On the other hand, Trade Undersecretary and BOI Managing Head Ceferino S. Rodolfo said he is determined to grow the tourism sector more, as it is “among the biggest job creators in our country along with manufacturing.” He added tourism will soon experience a boom highlighted by the 110 million domestic tourists recorded last year, already exceeding the objective of 89.2 million by 2022 stated under the National Tourism Development Plan.
“So we look forward to the coming years for a tourism boom with the recent announcement of a well-known brand—Marriott—to triple its portfolio by building 21 more hotels and the aggressive expansion of more affordable hotels, like RedDoorz, in the country,” Rodolfo said.

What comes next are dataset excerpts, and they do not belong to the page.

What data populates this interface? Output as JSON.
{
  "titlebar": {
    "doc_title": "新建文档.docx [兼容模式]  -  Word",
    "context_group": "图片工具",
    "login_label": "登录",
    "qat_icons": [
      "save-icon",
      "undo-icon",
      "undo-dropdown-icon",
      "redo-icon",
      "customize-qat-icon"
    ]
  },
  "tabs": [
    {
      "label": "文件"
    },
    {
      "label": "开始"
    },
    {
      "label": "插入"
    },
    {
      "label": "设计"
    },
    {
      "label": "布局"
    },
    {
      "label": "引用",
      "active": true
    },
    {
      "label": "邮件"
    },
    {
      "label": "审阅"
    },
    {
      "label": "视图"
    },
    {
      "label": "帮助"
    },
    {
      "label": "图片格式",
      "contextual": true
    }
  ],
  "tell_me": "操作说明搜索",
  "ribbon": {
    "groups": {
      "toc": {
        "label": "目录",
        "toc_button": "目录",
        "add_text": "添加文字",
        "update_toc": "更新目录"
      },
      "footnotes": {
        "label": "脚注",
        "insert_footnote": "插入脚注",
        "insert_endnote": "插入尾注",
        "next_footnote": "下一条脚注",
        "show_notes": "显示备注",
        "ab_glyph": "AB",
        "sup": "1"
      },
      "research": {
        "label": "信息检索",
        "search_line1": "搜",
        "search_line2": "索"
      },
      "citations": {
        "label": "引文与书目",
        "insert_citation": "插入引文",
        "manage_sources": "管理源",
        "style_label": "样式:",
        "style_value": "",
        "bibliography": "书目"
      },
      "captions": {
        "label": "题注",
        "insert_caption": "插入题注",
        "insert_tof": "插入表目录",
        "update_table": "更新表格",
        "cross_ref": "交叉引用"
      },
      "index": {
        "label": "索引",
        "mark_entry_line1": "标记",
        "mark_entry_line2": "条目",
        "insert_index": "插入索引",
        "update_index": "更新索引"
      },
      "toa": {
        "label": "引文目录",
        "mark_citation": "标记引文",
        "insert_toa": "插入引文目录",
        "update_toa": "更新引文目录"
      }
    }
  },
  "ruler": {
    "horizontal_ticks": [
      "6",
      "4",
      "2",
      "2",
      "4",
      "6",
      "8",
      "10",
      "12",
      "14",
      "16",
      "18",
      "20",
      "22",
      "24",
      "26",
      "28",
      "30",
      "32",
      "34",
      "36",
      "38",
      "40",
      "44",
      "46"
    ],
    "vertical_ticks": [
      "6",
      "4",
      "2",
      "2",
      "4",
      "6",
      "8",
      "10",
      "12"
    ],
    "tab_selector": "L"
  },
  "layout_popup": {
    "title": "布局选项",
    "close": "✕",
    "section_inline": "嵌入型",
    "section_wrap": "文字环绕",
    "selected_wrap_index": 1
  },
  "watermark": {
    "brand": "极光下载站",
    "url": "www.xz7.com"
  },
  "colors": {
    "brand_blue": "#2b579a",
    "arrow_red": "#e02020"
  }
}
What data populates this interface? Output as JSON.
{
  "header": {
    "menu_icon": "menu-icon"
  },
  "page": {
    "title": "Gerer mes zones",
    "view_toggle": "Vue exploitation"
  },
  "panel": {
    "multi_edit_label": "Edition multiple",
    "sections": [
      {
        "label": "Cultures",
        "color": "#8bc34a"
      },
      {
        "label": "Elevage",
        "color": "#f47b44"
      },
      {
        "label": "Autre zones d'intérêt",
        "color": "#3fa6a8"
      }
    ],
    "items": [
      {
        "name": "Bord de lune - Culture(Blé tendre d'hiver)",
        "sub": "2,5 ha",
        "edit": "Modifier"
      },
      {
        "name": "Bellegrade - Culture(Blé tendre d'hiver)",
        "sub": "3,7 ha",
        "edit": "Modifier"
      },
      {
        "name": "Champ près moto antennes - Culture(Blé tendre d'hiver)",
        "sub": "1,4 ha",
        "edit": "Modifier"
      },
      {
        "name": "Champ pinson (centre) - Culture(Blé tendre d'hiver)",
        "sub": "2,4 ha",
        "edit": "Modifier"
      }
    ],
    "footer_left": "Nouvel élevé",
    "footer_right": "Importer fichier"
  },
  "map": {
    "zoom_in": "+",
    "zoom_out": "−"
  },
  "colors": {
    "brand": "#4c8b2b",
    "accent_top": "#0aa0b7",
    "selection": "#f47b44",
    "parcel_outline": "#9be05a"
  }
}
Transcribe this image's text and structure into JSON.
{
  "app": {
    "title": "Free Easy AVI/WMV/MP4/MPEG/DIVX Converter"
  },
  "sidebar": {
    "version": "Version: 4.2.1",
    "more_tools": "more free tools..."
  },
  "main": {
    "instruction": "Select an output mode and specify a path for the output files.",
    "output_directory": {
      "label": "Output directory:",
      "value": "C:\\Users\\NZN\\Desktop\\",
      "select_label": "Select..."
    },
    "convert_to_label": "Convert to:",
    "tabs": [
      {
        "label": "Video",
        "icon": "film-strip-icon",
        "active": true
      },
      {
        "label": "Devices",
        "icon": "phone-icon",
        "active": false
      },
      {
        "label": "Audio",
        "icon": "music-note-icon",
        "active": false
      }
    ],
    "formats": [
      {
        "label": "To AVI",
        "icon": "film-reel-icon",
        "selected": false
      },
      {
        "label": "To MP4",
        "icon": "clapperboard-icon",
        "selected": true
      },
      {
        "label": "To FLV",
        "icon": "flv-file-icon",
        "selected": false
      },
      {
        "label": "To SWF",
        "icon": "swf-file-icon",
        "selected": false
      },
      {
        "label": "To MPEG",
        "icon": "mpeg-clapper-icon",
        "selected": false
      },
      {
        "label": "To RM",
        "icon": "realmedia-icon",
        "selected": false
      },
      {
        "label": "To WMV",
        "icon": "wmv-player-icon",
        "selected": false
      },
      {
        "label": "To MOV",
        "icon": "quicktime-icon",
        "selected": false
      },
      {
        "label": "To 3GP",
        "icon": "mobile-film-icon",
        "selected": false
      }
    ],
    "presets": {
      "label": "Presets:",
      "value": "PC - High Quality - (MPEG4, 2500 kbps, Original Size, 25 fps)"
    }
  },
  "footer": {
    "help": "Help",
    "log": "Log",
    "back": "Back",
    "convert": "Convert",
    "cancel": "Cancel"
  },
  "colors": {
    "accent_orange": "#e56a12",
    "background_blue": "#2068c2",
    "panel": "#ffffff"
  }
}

The largest project approved in September was the P130.31-billion 1,200-megawatt coal-fired power plant in Quezon to be built by Orion Pacific Prime Energy Inc. The BOI also authorized Petron Corp. to carry on with its P10.9 billion solid fuel- fired power plant in Bataan, as well as 6 Barracuda Energy Corp. with its P7.6 billion win power project in Samar.
The BOI also approved Cebu Air Inc.’s P1.7 billion operational lease of Airbus A320neo plane; Cavite Gateway Terminal Inc.’s P1.35 billion seaport terminal; and Starlite Gallant Ferries Inc.’s P1.1 billion domestic shipping project with home wharf in Batangas, which is slated to service the Cebu-Cagayan de Oro-Cebu routes.
Last year investments approved by the BOI expanded 47.08 percent to an all time high P907.2 billion on fourfold increase in capital inflow from manufacturing firms. It was the agency’s best showing in its 51 year history, besting the P616.8 billion it secured in 2017.
The BOI is eyeing to hit P1 trillion in investment registrations this year to follow through its two consecutive years of smashing the record books.